A spokesperson for Leeds City Council affirmed, “We are aware of an ongoing situation relating to emails received by a number of schools in Leeds and we are working closely with West Yorkshire Police to monitor the situation and provide support to schools.” Similarly, Bradford Council’s spokesperson emphasized the priority of safety in schools and confirmed that police officers were actively providing reassurance and safety advice.

Several schools, including Gildersome Primary School, took to social media platforms to keep their communities informed. Gildersome Primary School assured parents and caregivers that while they were being “extra vigilant” and following normal safeguarding procedures, the school was not in lockdown. The statement read, “To reinforce, there is no threat to our site; we are just being extra cautious as advised by the local authority.”

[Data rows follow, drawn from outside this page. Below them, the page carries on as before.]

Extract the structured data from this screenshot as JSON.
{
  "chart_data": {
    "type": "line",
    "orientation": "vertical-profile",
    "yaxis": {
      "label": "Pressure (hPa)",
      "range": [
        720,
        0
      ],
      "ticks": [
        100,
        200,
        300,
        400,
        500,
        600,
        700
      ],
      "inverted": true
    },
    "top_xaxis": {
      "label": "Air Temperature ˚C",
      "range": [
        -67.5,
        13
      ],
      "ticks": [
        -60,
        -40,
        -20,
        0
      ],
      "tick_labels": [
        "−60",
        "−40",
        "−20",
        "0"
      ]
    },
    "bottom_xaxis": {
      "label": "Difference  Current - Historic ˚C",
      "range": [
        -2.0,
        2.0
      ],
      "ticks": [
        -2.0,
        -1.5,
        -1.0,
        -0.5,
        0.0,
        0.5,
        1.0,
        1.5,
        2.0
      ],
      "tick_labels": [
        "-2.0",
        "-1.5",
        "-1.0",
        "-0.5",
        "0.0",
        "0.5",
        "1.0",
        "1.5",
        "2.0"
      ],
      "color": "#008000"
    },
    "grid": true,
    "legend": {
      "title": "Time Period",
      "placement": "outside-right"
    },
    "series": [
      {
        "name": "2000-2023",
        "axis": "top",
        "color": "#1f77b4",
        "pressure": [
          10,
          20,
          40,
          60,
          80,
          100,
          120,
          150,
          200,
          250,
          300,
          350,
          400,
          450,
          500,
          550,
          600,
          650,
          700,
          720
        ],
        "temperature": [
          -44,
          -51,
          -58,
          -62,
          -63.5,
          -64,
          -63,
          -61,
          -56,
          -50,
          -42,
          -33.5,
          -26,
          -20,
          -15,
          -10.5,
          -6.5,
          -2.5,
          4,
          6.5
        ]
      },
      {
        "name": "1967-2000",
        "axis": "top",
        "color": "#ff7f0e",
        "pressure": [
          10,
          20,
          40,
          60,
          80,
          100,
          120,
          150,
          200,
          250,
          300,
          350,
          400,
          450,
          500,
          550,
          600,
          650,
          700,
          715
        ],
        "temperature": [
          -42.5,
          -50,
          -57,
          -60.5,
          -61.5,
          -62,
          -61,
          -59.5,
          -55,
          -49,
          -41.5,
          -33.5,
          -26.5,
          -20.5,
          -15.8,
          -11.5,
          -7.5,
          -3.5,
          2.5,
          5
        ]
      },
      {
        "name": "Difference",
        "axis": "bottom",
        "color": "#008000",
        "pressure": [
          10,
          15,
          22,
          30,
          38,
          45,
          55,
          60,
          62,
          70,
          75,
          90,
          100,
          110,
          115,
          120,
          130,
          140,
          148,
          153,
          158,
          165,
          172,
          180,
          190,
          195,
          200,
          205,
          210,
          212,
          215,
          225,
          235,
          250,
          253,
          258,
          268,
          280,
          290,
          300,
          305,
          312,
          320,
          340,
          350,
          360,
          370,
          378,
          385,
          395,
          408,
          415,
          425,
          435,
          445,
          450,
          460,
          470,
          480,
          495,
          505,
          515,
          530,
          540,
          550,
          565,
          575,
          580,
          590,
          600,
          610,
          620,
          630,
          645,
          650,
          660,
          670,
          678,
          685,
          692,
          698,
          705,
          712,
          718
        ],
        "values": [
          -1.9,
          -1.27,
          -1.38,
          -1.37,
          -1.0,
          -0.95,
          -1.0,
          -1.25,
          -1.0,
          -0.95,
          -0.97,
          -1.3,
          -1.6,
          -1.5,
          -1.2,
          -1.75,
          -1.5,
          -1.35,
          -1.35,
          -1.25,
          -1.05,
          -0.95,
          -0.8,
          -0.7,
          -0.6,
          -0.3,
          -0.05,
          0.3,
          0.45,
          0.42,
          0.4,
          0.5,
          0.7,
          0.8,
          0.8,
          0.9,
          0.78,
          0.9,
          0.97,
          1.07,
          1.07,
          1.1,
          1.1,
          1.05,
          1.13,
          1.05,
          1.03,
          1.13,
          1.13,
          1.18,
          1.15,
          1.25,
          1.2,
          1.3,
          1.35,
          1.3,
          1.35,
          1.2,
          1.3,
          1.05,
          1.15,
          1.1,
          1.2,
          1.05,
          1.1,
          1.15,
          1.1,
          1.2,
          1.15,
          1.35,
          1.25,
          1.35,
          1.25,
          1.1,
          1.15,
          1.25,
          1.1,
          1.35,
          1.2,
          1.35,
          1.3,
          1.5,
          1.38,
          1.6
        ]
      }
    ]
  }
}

This disconcerting incident in Leeds echoed a similar event earlier in the week in the North West, where malicious emails were sent to schools, triggering a police investigation. One parent expressed fear, drawing comparisons to incidents in the United States, where threats against schools have resulted in tragic outcomes.

In Chester, a school went into lockdown, temporarily preventing parents from retrieving their children, only later to determine that the received email was likely a malicious hoax. Similarly, Blacon High School in Chester implemented additional security measures but confirmed that it was not in lockdown, providing reassurance to its community.

In an official statement, Cheshire Police acknowledged the threatening emails sent to several schools in Chester and Ellesmere Port, describing them as making threats to pupils and staff. This incident, along with the events in Leeds, underscored the critical importance of vigilance and swift police responses in safeguarding schools and their communities.